We were close enough now to hear the voices in the banana grove. The half-wrecked house against which we crouched was a litter of stones and broken glass. It was black and silent inside.

“Don, look!”

Sidewise across the broken veranda the group of figures in the field were partly visible. We saw ghostly wraiths now among them--apparitions three or four feet above the ground. They solidified and dropped to earth, with their comrades gathering over them. The babble of voices in a strange tongue reached us. New arrivals materializing!

But was Jane here? And Tako, the giant? We had seen nothing of either of them. These men seemed all undersized rather than gigantic. We were about to start around the corner of the veranda for a closer view of the figures in the grove, when a sound near at hand froze us. A murmur of voices! Men within the house!

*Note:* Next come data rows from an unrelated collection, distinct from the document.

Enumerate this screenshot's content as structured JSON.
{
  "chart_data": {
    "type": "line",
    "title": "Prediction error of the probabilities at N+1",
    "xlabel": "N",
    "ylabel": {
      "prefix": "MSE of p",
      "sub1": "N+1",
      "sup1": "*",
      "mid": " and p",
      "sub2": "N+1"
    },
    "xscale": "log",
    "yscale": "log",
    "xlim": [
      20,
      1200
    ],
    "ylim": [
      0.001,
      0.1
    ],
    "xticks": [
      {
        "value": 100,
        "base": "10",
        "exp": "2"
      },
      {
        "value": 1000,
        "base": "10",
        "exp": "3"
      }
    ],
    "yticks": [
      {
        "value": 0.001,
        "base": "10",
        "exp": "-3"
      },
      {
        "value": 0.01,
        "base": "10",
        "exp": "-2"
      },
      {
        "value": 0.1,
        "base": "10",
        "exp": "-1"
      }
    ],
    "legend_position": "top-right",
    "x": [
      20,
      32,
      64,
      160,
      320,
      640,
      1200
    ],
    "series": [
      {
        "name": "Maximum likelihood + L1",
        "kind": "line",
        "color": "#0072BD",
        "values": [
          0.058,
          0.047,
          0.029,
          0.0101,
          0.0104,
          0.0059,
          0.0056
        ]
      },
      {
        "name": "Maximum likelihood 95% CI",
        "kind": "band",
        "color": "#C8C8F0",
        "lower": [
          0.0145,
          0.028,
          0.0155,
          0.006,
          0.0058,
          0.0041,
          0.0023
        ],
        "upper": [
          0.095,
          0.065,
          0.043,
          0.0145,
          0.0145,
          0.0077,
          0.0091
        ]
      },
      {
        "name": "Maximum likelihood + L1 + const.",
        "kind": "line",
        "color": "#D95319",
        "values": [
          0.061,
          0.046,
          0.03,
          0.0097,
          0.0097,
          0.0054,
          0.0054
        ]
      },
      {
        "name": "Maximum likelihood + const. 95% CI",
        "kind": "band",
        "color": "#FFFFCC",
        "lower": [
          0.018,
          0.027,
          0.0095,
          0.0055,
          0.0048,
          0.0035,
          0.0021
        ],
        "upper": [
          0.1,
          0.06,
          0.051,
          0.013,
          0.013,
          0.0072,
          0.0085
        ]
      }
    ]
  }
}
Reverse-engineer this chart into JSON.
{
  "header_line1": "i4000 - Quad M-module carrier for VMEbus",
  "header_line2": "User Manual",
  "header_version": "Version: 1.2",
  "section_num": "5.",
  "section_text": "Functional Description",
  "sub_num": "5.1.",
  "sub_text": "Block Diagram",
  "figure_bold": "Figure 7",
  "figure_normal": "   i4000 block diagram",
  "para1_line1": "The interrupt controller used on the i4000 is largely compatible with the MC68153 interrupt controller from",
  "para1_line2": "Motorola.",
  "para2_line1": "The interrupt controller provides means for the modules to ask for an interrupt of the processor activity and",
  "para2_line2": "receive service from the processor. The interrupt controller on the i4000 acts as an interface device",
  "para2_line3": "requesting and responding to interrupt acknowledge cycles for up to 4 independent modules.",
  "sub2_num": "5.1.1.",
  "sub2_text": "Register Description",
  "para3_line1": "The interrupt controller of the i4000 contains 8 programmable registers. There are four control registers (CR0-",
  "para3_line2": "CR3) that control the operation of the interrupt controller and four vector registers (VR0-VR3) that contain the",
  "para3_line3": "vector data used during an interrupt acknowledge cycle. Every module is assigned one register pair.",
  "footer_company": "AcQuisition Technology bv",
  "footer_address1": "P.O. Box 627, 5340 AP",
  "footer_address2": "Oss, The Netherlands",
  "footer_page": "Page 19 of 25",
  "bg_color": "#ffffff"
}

I pulled Don flat to the ground against the stone steps of the porch. We heard voices; then footsteps. A little green glow of light appeared. We could see over the porch floor into the black yawning door rectangle. Two men were moving around in the lower front room, and the radiation from their green lights showed them plainly. They were small fellows in white, tight-fitting garments, with the black helmet and the looped wires.

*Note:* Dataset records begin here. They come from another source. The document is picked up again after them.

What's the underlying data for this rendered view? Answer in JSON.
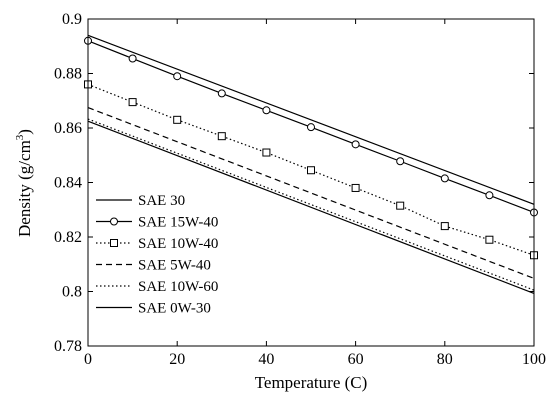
{
  "chart_data": {
    "type": "line",
    "xlabel": "Temperature (C)",
    "ylabel_main": "Density (g/cm",
    "ylabel_sup": "3",
    "ylabel_close": ")",
    "xlim": [
      0,
      100
    ],
    "ylim": [
      0.78,
      0.9
    ],
    "xticks": [
      0,
      20,
      40,
      60,
      80,
      100
    ],
    "xtick_labels": [
      "0",
      "20",
      "40",
      "60",
      "80",
      "100"
    ],
    "yticks": [
      0.78,
      0.8,
      0.82,
      0.84,
      0.86,
      0.88,
      0.9
    ],
    "ytick_labels": [
      "0.78",
      "0.8",
      "0.82",
      "0.84",
      "0.86",
      "0.88",
      "0.9"
    ],
    "grid": false,
    "legend_position": "bottom-left",
    "series": [
      {
        "name": "SAE 30",
        "style": "solid",
        "marker": "none",
        "x": [
          0,
          100
        ],
        "y": [
          0.894,
          0.832
        ]
      },
      {
        "name": "SAE 15W-40",
        "style": "solid",
        "marker": "circle",
        "x": [
          0,
          10,
          20,
          30,
          40,
          50,
          60,
          70,
          80,
          90,
          100
        ],
        "y": [
          0.892,
          0.8855,
          0.879,
          0.8727,
          0.8665,
          0.8603,
          0.854,
          0.8478,
          0.8415,
          0.8353,
          0.829
        ]
      },
      {
        "name": "SAE 10W-40",
        "style": "dotted",
        "marker": "square",
        "x": [
          0,
          10,
          20,
          30,
          40,
          50,
          60,
          70,
          80,
          90,
          100
        ],
        "y": [
          0.876,
          0.8695,
          0.863,
          0.857,
          0.851,
          0.8445,
          0.838,
          0.8315,
          0.824,
          0.819,
          0.8133
        ]
      },
      {
        "name": "SAE 5W-40",
        "style": "dashed",
        "marker": "none",
        "x": [
          0,
          100
        ],
        "y": [
          0.8675,
          0.8048
        ]
      },
      {
        "name": "SAE 10W-60",
        "style": "dotted",
        "marker": "none",
        "x": [
          0,
          100
        ],
        "y": [
          0.8633,
          0.8005
        ]
      },
      {
        "name": "SAE 0W-30",
        "style": "solid",
        "marker": "none",
        "x": [
          0,
          100
        ],
        "y": [
          0.8625,
          0.7993
        ]
      }
    ]
  }
}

“Don, when they come out--” I murmured it against his ear. “If we could strike them down without raising an alarm, and get those suits--”

“Quiet! They’re coming!”

They extinguished their light. They came down the front steps, and as they reached the ground and turned aside Don and I rose up in the shadows and struck at them desperately with the handles of our revolvers. Don’s man fell silently. Mine was able to ward off the blow; he whirled and flashed on his little light. But the beam missed me as I bent under it and seized him around the middle, reaching up with a hand for his mouth. Then Don came at us, and under his silent blow my antagonist wilted.

We had made only a slight noise; there seemed no alarm.

“Get them into the house,” Don murmured. “Inside; someone may come any minute.”

We dragged them into the dark and littered lower room. We still had our revolvers, and now I had the small hand-projector of the green light-beam. It was a strangely weightless little cylinder, with a firing mechanism which I had no idea how to operate.

In a moment we had stripped our unconscious captives of their white woven garments. In the darkness we were hopelessly ruining the mechanism of wires and dials. But we did not know how to operate the mechanism in any event; and our plan was only to garb ourselves like the enemy. Thus disguised, with the helmets on our heads, we could get closer, creep among them and perhaps find Jane...

The woven garments which I had thought metal, stretched like rubber and were curiously light in weight. I got the impression now that the garments, these wires and disks, the helmet and the belt with its dial-face--all this strange mechanism and even the green-ray projector weapon--all of it was organic substance. And this afterward proved to be the fact.[1]